Auch wenn es nicht der Regelfall ist, so kann Tierhaltung auch bauliche Fragen aufwerfen, wenn An- oder Umbauten durch den Halter vorgenommen werden. So stellt das Anbringen eines Katzennetzes auf dem Balkon eine bauliche Veränderung dar, die der Zustimmung des Vermieters bedarf, da sie das äußere Erscheinungsbild des Gebäudes beeinflusst. Dabei ist es unerheblich, ob in die Bausubstanz eingegriffen wird. Der Vermieter kann die Entfernung einer solchen ohne Erlaubnis angebrachten Konstruktion verlangen (vgl. AG Berlin-Neukölln, 12.04.2012 - Az: 10 C 456/11).

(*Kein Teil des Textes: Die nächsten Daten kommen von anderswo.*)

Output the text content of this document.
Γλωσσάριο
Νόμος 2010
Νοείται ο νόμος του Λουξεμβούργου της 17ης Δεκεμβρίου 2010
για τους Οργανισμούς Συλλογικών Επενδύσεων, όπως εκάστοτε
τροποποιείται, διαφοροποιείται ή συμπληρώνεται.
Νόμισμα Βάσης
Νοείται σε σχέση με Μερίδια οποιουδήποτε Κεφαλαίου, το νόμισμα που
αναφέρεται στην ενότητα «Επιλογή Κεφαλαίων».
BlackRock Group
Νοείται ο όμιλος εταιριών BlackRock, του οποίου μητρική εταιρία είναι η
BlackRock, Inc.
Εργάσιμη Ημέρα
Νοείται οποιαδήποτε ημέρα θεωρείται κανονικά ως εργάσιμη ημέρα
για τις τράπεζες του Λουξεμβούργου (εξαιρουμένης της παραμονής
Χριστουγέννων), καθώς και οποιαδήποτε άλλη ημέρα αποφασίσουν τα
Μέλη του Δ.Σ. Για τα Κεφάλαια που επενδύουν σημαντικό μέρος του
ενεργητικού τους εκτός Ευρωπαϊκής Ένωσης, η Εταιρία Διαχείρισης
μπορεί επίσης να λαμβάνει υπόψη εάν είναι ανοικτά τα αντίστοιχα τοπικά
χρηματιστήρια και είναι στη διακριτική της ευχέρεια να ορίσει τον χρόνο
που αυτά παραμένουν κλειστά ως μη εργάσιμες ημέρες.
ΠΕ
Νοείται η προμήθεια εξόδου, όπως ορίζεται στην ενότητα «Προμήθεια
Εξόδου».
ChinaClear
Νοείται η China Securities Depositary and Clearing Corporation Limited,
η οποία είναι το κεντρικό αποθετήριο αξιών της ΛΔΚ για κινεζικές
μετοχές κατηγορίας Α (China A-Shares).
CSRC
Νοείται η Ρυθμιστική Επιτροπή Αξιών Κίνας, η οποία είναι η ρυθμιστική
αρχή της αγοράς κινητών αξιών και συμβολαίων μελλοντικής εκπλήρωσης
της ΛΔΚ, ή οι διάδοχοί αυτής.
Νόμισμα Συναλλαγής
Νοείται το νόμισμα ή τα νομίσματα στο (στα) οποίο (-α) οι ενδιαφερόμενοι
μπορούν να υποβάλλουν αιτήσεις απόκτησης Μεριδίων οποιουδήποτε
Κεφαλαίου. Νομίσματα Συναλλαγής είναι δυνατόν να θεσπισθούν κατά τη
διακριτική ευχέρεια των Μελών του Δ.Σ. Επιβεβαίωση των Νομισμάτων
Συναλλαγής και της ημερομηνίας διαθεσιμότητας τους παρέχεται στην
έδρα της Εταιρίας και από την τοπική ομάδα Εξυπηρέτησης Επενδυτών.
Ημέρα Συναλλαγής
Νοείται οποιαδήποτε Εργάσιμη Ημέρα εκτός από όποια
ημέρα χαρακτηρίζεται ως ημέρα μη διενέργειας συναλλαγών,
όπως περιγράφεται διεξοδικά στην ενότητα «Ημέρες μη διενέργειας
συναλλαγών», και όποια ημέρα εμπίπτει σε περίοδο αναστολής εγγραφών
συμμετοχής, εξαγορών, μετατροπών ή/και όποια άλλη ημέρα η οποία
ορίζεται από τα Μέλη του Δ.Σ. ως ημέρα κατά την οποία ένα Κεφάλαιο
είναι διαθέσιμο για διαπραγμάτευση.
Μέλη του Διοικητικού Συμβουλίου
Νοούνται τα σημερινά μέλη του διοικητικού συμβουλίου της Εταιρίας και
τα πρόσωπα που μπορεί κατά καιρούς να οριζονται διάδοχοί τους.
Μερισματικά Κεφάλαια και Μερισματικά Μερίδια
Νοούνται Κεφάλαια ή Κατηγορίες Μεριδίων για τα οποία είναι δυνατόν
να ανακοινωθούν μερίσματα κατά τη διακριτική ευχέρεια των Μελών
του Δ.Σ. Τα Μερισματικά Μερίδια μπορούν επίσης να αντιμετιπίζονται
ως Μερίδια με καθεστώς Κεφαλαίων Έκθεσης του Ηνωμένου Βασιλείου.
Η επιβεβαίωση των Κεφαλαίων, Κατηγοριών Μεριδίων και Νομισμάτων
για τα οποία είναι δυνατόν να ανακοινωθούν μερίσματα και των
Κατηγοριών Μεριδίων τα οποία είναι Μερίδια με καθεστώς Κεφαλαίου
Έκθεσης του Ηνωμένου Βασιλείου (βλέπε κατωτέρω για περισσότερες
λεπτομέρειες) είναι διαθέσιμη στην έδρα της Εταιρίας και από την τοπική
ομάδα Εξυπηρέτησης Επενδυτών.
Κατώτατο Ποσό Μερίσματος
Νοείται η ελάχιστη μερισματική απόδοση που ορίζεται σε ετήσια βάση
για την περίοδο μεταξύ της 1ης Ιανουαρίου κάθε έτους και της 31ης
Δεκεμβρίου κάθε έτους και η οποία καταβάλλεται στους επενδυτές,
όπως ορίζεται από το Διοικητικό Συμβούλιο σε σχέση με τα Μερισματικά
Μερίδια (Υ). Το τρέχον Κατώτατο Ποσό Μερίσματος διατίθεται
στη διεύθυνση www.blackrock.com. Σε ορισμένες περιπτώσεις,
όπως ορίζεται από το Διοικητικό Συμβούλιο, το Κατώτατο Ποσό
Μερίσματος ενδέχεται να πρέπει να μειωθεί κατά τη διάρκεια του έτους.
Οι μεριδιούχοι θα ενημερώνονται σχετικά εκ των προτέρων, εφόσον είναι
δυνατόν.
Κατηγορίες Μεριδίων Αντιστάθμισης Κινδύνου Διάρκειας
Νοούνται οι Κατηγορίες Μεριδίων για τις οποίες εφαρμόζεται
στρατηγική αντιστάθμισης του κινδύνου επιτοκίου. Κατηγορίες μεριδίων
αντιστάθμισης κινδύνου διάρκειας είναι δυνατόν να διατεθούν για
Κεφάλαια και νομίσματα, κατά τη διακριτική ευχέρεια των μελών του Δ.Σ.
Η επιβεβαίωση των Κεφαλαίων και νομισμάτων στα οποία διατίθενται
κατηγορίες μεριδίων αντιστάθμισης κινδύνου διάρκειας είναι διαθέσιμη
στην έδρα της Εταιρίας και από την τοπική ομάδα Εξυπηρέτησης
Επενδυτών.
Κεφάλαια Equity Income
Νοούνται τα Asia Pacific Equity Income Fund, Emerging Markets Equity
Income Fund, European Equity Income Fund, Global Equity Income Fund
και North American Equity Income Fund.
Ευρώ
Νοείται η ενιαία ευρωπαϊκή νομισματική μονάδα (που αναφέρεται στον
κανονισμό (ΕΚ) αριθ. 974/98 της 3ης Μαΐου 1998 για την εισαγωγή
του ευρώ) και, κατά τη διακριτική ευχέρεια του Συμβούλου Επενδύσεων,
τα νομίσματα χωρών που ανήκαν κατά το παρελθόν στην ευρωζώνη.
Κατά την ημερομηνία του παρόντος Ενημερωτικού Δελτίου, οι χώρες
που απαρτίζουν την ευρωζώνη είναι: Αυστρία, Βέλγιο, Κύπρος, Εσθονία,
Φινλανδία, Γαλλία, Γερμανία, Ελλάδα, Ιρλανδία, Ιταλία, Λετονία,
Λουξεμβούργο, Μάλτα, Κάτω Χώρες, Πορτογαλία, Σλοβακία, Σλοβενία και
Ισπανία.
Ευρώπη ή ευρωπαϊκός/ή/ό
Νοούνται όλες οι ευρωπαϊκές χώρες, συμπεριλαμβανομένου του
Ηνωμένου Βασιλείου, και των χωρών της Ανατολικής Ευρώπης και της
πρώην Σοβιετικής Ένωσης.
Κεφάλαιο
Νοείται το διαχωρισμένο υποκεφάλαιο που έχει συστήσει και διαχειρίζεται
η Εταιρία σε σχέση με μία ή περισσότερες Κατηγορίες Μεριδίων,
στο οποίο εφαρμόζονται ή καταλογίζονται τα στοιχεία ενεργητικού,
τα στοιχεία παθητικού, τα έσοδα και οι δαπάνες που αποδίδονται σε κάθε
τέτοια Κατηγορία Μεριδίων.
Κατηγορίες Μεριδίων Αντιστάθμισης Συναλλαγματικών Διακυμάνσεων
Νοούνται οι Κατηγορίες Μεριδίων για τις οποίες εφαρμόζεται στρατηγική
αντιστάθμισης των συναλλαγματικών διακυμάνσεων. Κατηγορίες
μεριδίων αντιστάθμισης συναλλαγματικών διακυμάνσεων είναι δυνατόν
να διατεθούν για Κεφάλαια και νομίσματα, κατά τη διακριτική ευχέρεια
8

Regelungen im Wohnungseigentumsrecht

Besonderheiten gelten auch im Wohnungseigentumsrecht (WEG). Eine Wohnungseigentümergemeinschaft kann durch Beschluss Regelungen für das Gemeinschaftseigentum treffen. So ist die Festlegung einer Leinenpflicht für Hunde in der Hausordnung durch einen Mehrheitsbeschluss zulässig und entspricht ordnungsgemäßer Verwaltung (vgl. AG Marburg, 25.04.2023 - Az: 9 C 594/22). Die Gemeinschaft kann sogar durch Beschluss die Haltung von Hunden und Katzen generell verbieten. Wird ein solcher Beschluss nicht fristgerecht angefochten, erlangt er Bestandskraft und ist für alle Eigentümer – und mittelbar auch für deren Mieter – bindend (vgl. OLG Frankfurt, 17.01.2011 - Az: 20 W 500/08). Ebenso kann die WEG den Transport von Tieren im Aufzug untersagen, ohne dass dies eine unangemessene Einschränkung darstellt (vgl. LG Karlsruhe, 12.12.2013 - Az: 5 S 43/13). Solche Beschlüsse sind auch für Mieter relevant, wenn der Mietvertrag wirksam auf die Einhaltung der jeweils gültigen Hausordnung verweist.